以上のことから、ツッコミの役割は、ボケが持っている面白さをそのまま、またはそれ以上に増幅させるための「フォロー」であり、いわゆる間違いの指摘を伴うツッコミは、「高度なフォロー」であるといえます。

まずはリアクションをしっかり取ろう
ツッコミの役割を理解したところで、まずはボケをフォローできる人を目指していきましょう。フォローは前述のとおり、ボケの笑い強度を増幅させるためのリアクションのことです。主なフォローは以下の2つです。
①相手のボケに対して笑う
すべてのボケに大笑いをする必要はありませんが、しっかりと笑って反応してあげることが、ボケた相手を安心させ、その場も笑いやすい雰囲気になります。
②相手のボケに対して驚く
≪例≫
A「今年のクールビズは、パンツ一丁でいいらしいよ」
B「マジで!?」
※上記に対応するその他のツッコミ
「そんなわけねぇだろ!」(否定する)
「ウソつけ!」(ウソを指摘する)
「いや、そんなことしたら捕まるわ!」
(ボケの間違いを具体的に指摘する)
ただAの言っていることに驚いただけですが、それだけで十分Aがボケたことが伝わるはずです。その他対応するツッコミも書いておきましたので、ご参照ください。

ボケがされて嬉しいツッコミのポイント
ボケにとって一番の喜びは、ツッコミの人がボケの笑いどころを汲み取って、それを的確に射抜いてくれたときです。「そう!自分はそれをボケで伝えたかった!よくぞ分かってくれた!」となるようなツッコミをしてあげることができれば、あなたもツッコミマスターといえるでしょう。そのポイントは、次の3点にあります。
①間違っているところを拾ってあげる
≪例≫
A「今日の昼食はそばにするか。そば粉買ってきて!」
B「いや1から作る気かい!」(ボケ指摘型)
※上記に対応するその他のツッコミ
「昼休みの時間足りないでしょ!」(状況説明型)
「会社の中でそば屋を開く気かよ!」(乗っかり型)
ボケの笑いどころ、つまり常識とはズレている(間違っている)箇所をどのように説明するかがポイントになります。上記では、ボケの意味を説明する「ボケ指摘型」、ボケの状況で起こり得る問題を指摘する「状況説明型」、ボケに乗っかってイメージを発展させる「乗っかり型」の3つのツッコミを紹介しています。
②ボケていることを認めてあげる
≪例≫
A「ちょっと昼寝するんで、会議室の鍵借りていい?」
B「そんな目的で会議室使うなよ!」
A「(ニヤニヤしている)」
B「いや嬉しそうだな!『ボケがうまく伝わったー』じゃないんだよ!」
相手がツッコまれたことを嬉しそうにしていたら、それも拾ってあげるといいでしょう。高度なテクニックですが、相手がボケたことを明確にすることで、「この人は冗談で言っているのであって、本気じゃないんですよ」というのを周囲に伝える効果がさらに上がります。
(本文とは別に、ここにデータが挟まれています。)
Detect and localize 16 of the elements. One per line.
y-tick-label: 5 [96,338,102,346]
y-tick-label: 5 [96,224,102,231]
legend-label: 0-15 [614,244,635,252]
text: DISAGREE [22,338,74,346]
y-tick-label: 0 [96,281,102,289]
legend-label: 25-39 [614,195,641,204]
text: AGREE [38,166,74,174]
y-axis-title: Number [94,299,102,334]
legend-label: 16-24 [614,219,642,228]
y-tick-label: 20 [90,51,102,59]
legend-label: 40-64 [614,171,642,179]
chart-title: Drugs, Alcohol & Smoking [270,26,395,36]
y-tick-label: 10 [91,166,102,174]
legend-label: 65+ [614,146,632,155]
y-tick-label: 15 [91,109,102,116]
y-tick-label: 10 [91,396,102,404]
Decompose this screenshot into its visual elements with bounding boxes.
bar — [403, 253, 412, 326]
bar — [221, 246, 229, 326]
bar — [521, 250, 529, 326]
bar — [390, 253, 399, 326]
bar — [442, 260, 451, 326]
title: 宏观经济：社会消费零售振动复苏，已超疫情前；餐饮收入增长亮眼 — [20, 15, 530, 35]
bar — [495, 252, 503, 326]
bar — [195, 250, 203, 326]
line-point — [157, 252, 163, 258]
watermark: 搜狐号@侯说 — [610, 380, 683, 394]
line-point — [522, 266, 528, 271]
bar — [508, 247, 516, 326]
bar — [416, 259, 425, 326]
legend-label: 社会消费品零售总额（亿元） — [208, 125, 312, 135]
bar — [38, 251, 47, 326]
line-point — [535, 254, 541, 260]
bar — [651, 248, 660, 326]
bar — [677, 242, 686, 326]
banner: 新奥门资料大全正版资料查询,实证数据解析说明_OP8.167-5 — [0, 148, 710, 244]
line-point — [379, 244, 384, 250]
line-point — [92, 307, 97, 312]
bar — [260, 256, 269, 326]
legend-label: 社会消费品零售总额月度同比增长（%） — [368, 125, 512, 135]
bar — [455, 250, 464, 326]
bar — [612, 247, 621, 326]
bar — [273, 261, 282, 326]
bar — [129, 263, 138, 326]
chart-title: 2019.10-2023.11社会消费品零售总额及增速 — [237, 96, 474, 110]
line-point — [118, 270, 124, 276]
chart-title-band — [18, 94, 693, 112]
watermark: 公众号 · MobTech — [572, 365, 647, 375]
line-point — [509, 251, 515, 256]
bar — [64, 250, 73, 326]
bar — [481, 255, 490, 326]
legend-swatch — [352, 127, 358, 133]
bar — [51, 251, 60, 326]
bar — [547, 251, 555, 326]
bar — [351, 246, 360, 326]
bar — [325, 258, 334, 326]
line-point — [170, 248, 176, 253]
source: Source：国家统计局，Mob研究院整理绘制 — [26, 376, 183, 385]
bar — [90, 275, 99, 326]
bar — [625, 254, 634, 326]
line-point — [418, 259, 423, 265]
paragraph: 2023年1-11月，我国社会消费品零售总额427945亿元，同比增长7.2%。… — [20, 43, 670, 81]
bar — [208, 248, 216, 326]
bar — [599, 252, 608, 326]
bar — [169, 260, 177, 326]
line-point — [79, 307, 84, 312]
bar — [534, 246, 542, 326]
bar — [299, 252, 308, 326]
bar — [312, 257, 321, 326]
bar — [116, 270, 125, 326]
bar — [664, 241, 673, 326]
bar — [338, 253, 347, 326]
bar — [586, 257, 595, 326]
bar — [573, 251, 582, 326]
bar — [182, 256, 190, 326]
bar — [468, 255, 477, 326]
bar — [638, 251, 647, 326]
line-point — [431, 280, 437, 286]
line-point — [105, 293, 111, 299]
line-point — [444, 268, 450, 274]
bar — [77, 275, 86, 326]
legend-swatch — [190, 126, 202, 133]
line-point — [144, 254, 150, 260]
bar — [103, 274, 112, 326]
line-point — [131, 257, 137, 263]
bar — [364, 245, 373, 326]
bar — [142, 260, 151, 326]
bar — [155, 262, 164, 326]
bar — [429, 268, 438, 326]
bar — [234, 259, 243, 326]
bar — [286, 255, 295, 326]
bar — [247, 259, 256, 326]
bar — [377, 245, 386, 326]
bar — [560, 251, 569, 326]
ボケを本気に受け取られて、周囲からひんしゅくを買われるのも可哀想ですからね。ここは愛をもってボケを受け止めてあげましょう。
③ボケていることをホメてあげる
≪例≫
A「あぁ、家から会社までつながるトンネルがあればいいのになぁ」
B「いや何だよそれ!面白い発想だな!」
ツッコミの口調で、相手のボケをホメてあげましょう。これをお笑いの世界では「ホメツッコミ」といいます。ツッコミは言い方によって相手を貶めてしまう場合がありますが、ホメツッコミならその心配がありません。